Brazilian actress and singer-songwriter

Lúcia Maria Werner Viana, better known as Lucinha Lins, is a Brazilian actress and singer-songwriter.

==Career==
Lucinha became first known by the public in the 1979 Rede Globo series Plantão de Polícia, pioneer in issues such as homosexuality and drug traffic on the Brazilian television. Two years later, she became recognized as a singer, after she won the Shell Music Festival performing Jerônimo Jardim's "Purpurina".

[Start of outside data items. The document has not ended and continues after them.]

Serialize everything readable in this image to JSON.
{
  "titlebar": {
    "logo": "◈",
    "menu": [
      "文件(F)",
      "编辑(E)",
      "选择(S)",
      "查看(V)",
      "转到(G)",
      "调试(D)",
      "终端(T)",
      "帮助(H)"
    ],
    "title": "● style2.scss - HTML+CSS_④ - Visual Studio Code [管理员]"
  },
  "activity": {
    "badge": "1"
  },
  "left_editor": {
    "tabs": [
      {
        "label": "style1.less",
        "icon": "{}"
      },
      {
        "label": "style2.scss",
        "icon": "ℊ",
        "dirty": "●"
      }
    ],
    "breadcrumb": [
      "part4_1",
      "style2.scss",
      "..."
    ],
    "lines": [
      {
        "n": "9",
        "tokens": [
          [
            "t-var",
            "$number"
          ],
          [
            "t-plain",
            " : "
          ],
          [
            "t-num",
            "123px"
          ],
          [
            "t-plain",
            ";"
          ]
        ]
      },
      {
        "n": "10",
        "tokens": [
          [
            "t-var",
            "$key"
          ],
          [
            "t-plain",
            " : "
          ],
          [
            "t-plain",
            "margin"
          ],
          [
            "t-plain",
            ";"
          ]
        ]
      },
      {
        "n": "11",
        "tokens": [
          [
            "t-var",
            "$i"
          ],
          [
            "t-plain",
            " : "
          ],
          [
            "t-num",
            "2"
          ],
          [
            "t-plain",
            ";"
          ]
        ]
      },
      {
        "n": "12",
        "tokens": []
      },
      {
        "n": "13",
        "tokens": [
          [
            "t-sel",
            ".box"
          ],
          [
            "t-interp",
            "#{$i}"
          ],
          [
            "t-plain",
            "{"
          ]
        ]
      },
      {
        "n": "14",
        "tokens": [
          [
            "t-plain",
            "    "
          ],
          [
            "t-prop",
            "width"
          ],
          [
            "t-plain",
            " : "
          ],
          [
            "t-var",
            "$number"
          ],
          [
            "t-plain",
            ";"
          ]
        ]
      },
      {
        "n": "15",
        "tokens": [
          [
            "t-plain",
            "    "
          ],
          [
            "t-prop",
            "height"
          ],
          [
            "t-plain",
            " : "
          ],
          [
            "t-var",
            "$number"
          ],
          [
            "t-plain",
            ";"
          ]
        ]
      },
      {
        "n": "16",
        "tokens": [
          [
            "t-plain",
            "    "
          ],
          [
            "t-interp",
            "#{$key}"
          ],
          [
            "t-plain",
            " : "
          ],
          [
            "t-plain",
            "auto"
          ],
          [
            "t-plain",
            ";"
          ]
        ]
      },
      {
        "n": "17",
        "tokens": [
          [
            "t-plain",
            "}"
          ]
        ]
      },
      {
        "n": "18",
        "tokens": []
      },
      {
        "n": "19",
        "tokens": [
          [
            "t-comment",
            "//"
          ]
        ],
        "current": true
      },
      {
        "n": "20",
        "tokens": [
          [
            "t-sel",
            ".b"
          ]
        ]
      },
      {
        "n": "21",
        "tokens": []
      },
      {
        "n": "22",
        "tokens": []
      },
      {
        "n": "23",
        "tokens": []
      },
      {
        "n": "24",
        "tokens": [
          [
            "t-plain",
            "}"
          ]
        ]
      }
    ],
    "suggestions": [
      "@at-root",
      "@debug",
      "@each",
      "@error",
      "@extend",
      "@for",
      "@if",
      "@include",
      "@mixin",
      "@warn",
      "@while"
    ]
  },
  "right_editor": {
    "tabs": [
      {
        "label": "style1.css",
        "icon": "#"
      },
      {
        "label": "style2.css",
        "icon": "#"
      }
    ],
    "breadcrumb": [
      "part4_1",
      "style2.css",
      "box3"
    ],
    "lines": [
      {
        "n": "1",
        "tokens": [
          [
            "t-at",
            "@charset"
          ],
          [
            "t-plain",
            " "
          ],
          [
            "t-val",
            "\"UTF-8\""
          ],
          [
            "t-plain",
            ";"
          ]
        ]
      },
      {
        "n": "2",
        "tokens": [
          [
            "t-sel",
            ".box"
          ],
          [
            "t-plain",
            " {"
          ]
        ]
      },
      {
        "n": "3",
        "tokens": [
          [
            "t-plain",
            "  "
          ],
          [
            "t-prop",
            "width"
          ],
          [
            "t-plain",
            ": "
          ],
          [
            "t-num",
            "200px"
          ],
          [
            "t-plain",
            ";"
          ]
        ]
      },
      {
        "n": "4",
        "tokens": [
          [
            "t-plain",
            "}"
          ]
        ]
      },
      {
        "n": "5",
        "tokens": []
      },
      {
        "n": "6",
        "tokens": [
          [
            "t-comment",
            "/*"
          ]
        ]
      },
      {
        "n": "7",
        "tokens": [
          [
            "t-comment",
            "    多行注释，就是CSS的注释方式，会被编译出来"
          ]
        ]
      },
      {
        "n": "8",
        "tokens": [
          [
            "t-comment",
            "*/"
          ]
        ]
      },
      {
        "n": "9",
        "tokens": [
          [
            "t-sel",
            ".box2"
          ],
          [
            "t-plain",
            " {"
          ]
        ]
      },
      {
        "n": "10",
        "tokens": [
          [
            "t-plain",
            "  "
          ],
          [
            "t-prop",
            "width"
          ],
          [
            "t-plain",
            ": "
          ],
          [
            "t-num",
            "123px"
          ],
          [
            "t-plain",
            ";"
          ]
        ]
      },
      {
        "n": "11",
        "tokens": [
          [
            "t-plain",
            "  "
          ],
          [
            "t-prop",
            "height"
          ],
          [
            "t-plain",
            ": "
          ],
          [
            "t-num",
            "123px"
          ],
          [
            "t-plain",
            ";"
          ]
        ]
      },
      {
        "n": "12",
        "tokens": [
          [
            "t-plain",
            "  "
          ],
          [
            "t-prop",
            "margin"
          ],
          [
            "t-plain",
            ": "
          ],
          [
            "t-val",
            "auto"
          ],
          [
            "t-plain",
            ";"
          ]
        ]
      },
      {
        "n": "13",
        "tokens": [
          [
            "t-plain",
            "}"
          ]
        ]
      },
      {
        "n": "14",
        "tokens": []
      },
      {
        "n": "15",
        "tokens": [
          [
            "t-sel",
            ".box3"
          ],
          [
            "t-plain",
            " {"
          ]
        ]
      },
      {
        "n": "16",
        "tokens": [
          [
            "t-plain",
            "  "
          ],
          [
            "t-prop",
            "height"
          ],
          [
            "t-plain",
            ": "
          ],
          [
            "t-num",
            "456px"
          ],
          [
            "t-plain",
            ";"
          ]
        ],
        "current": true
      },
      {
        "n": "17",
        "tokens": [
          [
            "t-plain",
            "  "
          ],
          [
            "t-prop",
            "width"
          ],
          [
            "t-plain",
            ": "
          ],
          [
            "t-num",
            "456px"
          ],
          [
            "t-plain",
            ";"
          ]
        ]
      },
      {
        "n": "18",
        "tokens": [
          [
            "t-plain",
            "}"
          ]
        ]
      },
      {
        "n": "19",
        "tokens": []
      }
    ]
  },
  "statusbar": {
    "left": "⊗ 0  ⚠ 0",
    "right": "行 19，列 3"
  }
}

In 1980, she duetted with Rio superstar Jorge Ben on the track 'Georgia e Jorge' on his Alô, alô, Como Vai? album.

In 1984, Lucinha starred on the Globo miniseries Rabo-de-Saia. To promote her role, she posed nude for the August issue of Playboy. On the following year, she starred in Dias Gomes' Roque Santeiro, the highest rated telenovela in the history of Brazil, as the virgin widow of the title character, portrayed by José Wilker. In 1989, she starred in O Salvador da Pátria, which was accused by some of having an anti-Lula bias.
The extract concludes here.